|
Meeting Mrs McBain
On 24th we drove north from Skye to Ullapool and then plunged up the ‘mad wee road of Sutherland’ to Inverkirkaig. Scott knew that his grandmother Alexandrina MacLeod, known as Alice, had gone to Glasgow as a domestic servant, from a croft in Badnaban, where his great grandfather Alexander Alistair MacLeod, known as ‘Ally Alistair’, had farmed. Our expectations soared as we drove along the beautiful coastal road, but clouds had gathered and the sun went in, and when we reached it Badnaban, whose Gaelic place name means ‘the place of women’, looked a dismal place.
We found No. 22, supposedly the family croft, but found a fairly modern-looking bungalow, near an unnumbered old croft, which had clearly been renovated very recently. Nobody was in: looking at the rainswept croft, we weren’t surprised Alice and her sister Barbara both left to enter domestic service in Glasgow. An indoor servant’s life was a hard one, for sure, but it didn’t involve scrabbling about in boggy mud uprooting turnips and gutting net-fulls of fish.
We left, too, rather downhearted, and found our Bed and Breakfast, ‘Davar’, at Baddidarrach on the other side of Lochinver harbour. The proprietor, Mrs McBain, was very friendly, so we told he why were there. ‘I knew the MacLeods of Badnaban!’ she exclaimed. She knew Scott’s great uncle Jimmy as ‘Jimmy Alistair’ and said ‘I knew Jimmy and Greta very well – in fact I was at their funerals’. Jimmy was Alice’s brother, who took over the croft when Ally Alistair died.

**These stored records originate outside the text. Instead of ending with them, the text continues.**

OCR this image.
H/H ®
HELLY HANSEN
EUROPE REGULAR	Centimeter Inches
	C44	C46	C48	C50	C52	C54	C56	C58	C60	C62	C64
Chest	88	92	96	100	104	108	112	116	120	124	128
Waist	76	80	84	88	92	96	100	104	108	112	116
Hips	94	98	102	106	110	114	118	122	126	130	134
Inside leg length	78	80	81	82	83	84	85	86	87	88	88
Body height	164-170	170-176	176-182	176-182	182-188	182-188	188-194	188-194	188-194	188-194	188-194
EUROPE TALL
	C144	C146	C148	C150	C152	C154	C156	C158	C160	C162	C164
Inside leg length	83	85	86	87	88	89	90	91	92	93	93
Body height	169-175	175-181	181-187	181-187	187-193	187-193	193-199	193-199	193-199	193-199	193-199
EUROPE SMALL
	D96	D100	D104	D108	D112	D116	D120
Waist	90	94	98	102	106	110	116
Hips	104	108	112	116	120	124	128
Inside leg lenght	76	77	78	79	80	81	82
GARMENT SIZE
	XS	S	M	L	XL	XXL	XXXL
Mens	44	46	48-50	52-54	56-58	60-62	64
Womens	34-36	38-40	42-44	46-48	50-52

‘And of course', Mrs McBain said, 'I remember poor Sandy’. Sandy was Jimmy and Greta's adopted son, who was killed in a car accident, aged only 24. ‘Och, everybody loved Sandy’, she added, sadly, and told us where on the road just outside Lochinver he had driven his car straight into a cliff face. ‘He hardly ever drank, but he did that day…’, she told us: she had been to his funeral too, and his burial up the coast at Stoer.